Parts from the second stage of PAM-D fell in Georgetown & Seguine, TX the following day.
Possible Solutions
Alternate Orbit
Sometimes it would require too much fuel to de-orbit a satellite from its path. In these cases, it can also be brought to an orbit where atmospheric drag would cause it to deorbit after some years. This has been done! The French Spot-1 satellite, brought its time to atmospheric reentry down from an estimated 200 years to about 15 years by lowering its perigee from 830 km to about 550 km.
Terminator Tether
When a satellite has completed its task, it could be brought back down to Earth where it could be properly disposed of and/or recycled. This could be done with the use of a "terminator tether," also called an electro-dynamic tether that is rolled out, and slows down the spacecraft.
Other Debris?
Unfortunately, many other ideas are either too expensive or unrealistic. These involve pulling space debris back into Earth's atmosphere by:
Using laser brooms to vaporize or nudge particles into rapidly-decaying orbits also called the Orion Project Huge aero-gel blobs to absorb impacting junk and eventually fall out of orbit with them trapped inside Instead, NASA currently focuses on preventing collisions by keeping track of the larger debris, and preventing more debris from littering space.
CounterClaims
Counterclaims
Major Michael Birmingham of the U.S. Space Command reported that 91 objects fell back into the atmosphere in all of 1998, and 69 in 1997. "Most objects that re-enter the Earth's atmosphere burn-up or re-enter over water," Birmingham said, noting that nearly threequarters of the planet is wet and a great majority of what's dry is uninhabited. "Since the space surveillance mission began, almost 17,000 objects that we track re-entered the Earth's atmosphere.

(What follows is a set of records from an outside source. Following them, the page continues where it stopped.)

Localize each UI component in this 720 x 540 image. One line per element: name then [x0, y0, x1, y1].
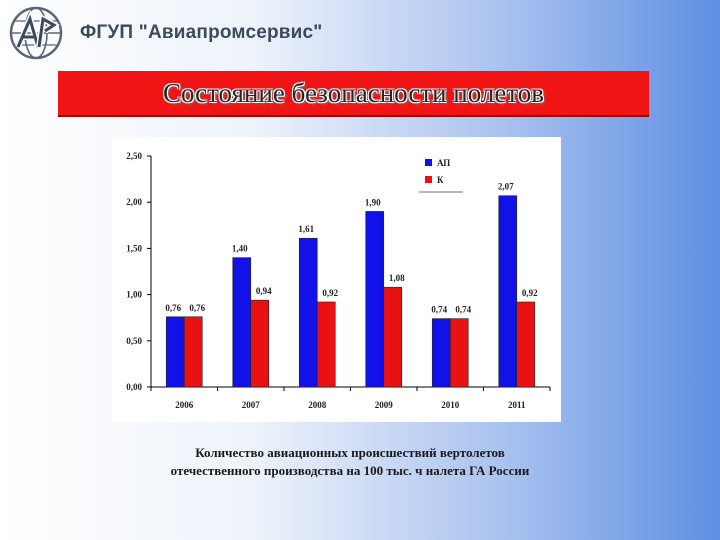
- y-tick-label: 0,50: [126, 336, 142, 346]
- bar-k: [516, 301, 536, 388]
- data-label: 0,92: [322, 288, 338, 298]
- y-tick-label: 1,50: [126, 243, 142, 253]
- x-tick-label: 2009: [375, 400, 394, 410]
- y-tick-label: 2,50: [126, 151, 142, 161]
- chart-canvas: 0,00 0,50 1,00 1,50 2,00 2,50 2006 2007 2008 2009…: [126, 151, 551, 410]
- x-tick-label: 2006: [175, 400, 194, 410]
- data-label: 1,90: [365, 197, 381, 207]
- y-tick-label: 0,00: [126, 382, 142, 392]
- organization-name: ФГУП "Авиапромсервис": [80, 22, 323, 43]
- x-tick-label: 2011: [508, 400, 526, 410]
- legend-label: К: [437, 175, 444, 185]
- data-label: 0,92: [522, 288, 538, 298]
- y-tick-label: 1,00: [126, 290, 142, 300]
- bar-k: [250, 299, 270, 388]
- data-label: 1,08: [389, 273, 405, 283]
- bar-ap: [165, 316, 185, 388]
- data-label: 1,40: [232, 244, 248, 254]
- data-label: 1,61: [298, 224, 314, 234]
- caption-line-2: отечественного производства на 100 тыс. …: [170, 463, 530, 478]
- data-label: 0,94: [256, 286, 272, 296]
- slide-title: Состояние безопасности полетов: [162, 77, 545, 108]
- data-label: 2,07: [498, 182, 514, 192]
- x-tick-label: 2010: [441, 400, 460, 410]
- legend-swatch: [425, 159, 432, 166]
- bar-ap: [498, 195, 518, 388]
- title-banner: Состояние безопасности полетов: [58, 71, 649, 117]
- caption-line-1: Количество авиационных происшествий верт…: [195, 445, 505, 460]
- bar-k: [183, 316, 203, 388]
- data-label: 0,74: [431, 305, 447, 315]
- bar-k: [449, 318, 469, 388]
- x-tick-label: 2008: [308, 400, 327, 410]
- x-tick-label: 2007: [242, 400, 261, 410]
- bar-ap: [365, 211, 385, 388]
- data-label: 0,76: [189, 303, 205, 313]
- bar-ap: [298, 237, 318, 388]
- bar-chart: 0,00 0,50 1,00 1,50 2,00 2,50 2006 2007 2008 2009…: [112, 137, 561, 422]
- data-label: 0,76: [165, 303, 181, 313]
- bar-ap: [431, 318, 451, 388]
- bar-ap: [232, 257, 252, 388]
- y-tick-label: 2,00: [126, 197, 142, 207]
- company-logo: [9, 6, 63, 60]
- legend-swatch: [425, 176, 432, 183]
- bar-k: [316, 301, 336, 388]
- data-label: 0,74: [455, 305, 471, 315]
- chart-caption: Количество авиационных происшествий верт…: [100, 444, 600, 480]
- bar-k: [383, 286, 403, 388]
- legend-label: АП: [437, 158, 450, 168]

Catastrophic re-entries are rare and the exception."
Armored Devices
"We get hit regularly on the shuttle," said Joseph Loftus, assistant director of engineering for NASA's Space and Life Science Directorate. "We've replaced more than 80 shuttle windows because of debris impacts."
Because of small collisions, some spacecraft, like the International Space Station, are now armored to mitigate damage from space debris.